We visit her as often as possible, but I gave up driving a year ago, when my arthritic knees, hips and back were telling me they could not handle an instant emergency, such as a deer, dog, or child, so my rollator and I have to be taxied. Other-wise, I live by myself, eat a careful, healthy diet, get some exercise every day, and sleep well.
I could not do this without a great family: our daughter lives 8 blocks away, shops for me. Our son is Director of Athletics at Washington College, 4 blocks away, visits me at least once a week, and both take me to see their mother when their schedule permits. Most Sunday mornings finds them on our porch, to catch up on our comings and goings from the week, with me. We stay in touch by texting, email or phone.
Aging forces us to evaluate our minds, bodies and energies. If we accept this and plan accordingly, this stage of life can be rewarding. There is still time to dream, to learn, to see, and to do. Each of us is a story, and whatever stage we are in, we should act as if we are the person we want to be. We create our feelings by the thoughts we select.
There are times when I would like to still be driving a vehicle, but I feel fortunate to be living in Kent County where we have an organization that is established to provide services to assist us, 55 and older, to live in our homes as long as possible.

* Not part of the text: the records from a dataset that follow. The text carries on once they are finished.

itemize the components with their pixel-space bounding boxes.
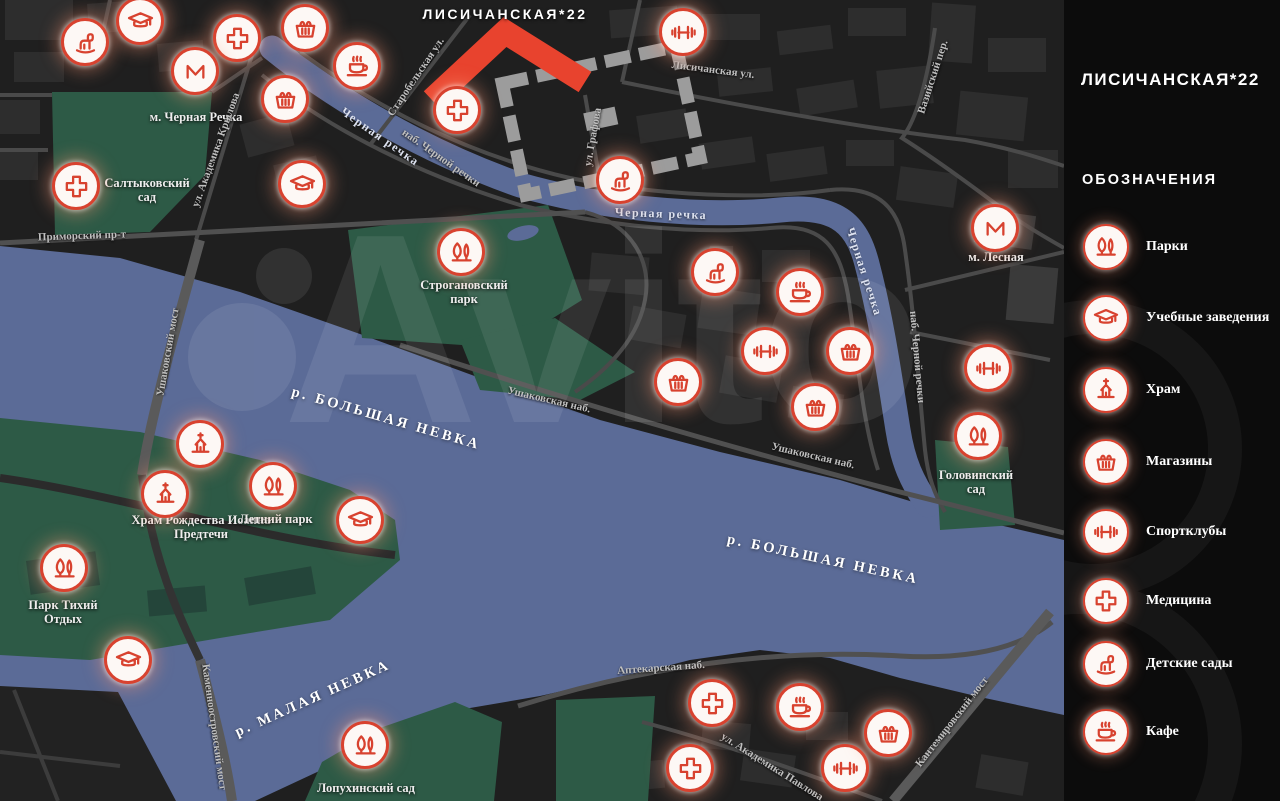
shop-marker-icon (864, 709, 912, 757)
kindergarten-icon (1083, 641, 1129, 687)
gym-icon (1083, 509, 1129, 555)
park-marker-icon (954, 412, 1002, 460)
legend-item-church: Храм (1083, 367, 1272, 413)
avito-map-screenshot: Avito ЛИСИЧАНСКАЯ*22м. Черная РечкаСалты… (0, 0, 1280, 801)
map-markers-layer (0, 0, 1064, 801)
gym-marker-icon (821, 744, 869, 792)
legend-label: Парки (1146, 238, 1272, 256)
park-marker-icon (249, 462, 297, 510)
medicine-marker-icon (52, 162, 100, 210)
legend-label: Магазины (1146, 453, 1272, 471)
gym-marker-icon (964, 344, 1012, 392)
legend-title: ОБОЗНАЧЕНИЯ (1082, 172, 1217, 188)
gym-marker-icon (659, 8, 707, 56)
legend-item-education: Учебные заведения (1083, 295, 1272, 341)
legend-label: Храм (1146, 381, 1272, 399)
shop-icon (1083, 439, 1129, 485)
cafe-marker-icon (333, 42, 381, 90)
education-marker-icon (278, 160, 326, 208)
shop-marker-icon (654, 358, 702, 406)
education-marker-icon (336, 496, 384, 544)
legend-item-gym: Спортклубы (1083, 509, 1272, 555)
park-marker-icon (437, 228, 485, 276)
shop-marker-icon (826, 327, 874, 375)
legend-item-medicine: Медицина (1083, 578, 1272, 624)
kindergarten-marker-icon (691, 248, 739, 296)
church-marker-icon (141, 470, 189, 518)
legend-panel: ЛИСИЧАНСКАЯ*22 ОБОЗНАЧЕНИЯ ПаркиУчебные … (1064, 0, 1280, 801)
park-marker-icon (341, 721, 389, 769)
medicine-marker-icon (433, 86, 481, 134)
park-marker-icon (40, 544, 88, 592)
legend-item-shop: Магазины (1083, 439, 1272, 485)
map-canvas: Avito ЛИСИЧАНСКАЯ*22м. Черная РечкаСалты… (0, 0, 1064, 801)
medicine-icon (1083, 578, 1129, 624)
medicine-marker-icon (688, 679, 736, 727)
cafe-marker-icon (776, 268, 824, 316)
legend-item-kindergarten: Детские сады (1083, 641, 1272, 687)
shop-marker-icon (261, 75, 309, 123)
legend-label: Учебные заведения (1146, 309, 1272, 327)
kindergarten-marker-icon (596, 156, 644, 204)
medicine-marker-icon (213, 14, 261, 62)
metro-marker-icon (171, 47, 219, 95)
shop-marker-icon (791, 383, 839, 431)
legend-label: Спортклубы (1146, 523, 1272, 541)
project-title: ЛИСИЧАНСКАЯ*22 (1081, 70, 1260, 90)
education-marker-icon (104, 636, 152, 684)
legend-label: Кафе (1146, 723, 1272, 741)
church-marker-icon (176, 420, 224, 468)
legend-item-park: Парки (1083, 224, 1272, 270)
park-icon (1083, 224, 1129, 270)
medicine-marker-icon (666, 744, 714, 792)
legend-label: Детские сады (1146, 655, 1272, 673)
church-icon (1083, 367, 1129, 413)
gym-marker-icon (741, 327, 789, 375)
legend-item-cafe: Кафе (1083, 709, 1272, 755)
metro-marker-icon (971, 204, 1019, 252)
education-icon (1083, 295, 1129, 341)
cafe-marker-icon (776, 683, 824, 731)
cafe-icon (1083, 709, 1129, 755)
shop-marker-icon (281, 4, 329, 52)
legend-label: Медицина (1146, 592, 1272, 610)
education-marker-icon (116, 0, 164, 45)
kindergarten-marker-icon (61, 18, 109, 66)
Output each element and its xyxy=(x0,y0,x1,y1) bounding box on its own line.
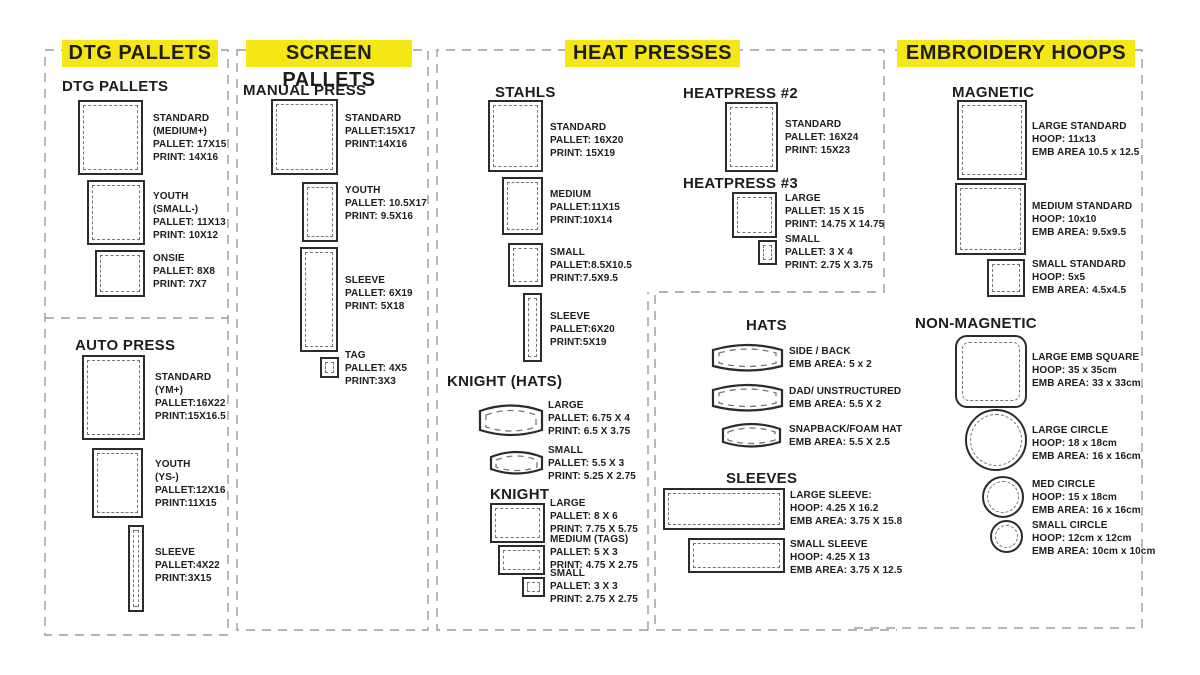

HomePorts is a non-profit membership structure that has volunteers for some services, and provides referrals to reliable providers for numerous additional services.
This “village” concept is growing rapidly in Maryland and the U.S., and promises to provide assistance to members who wish to age in their community.
I have called for advice or assistance a number of times and was pleased with the response each time. This also means I have a great resource without calling on our adult children.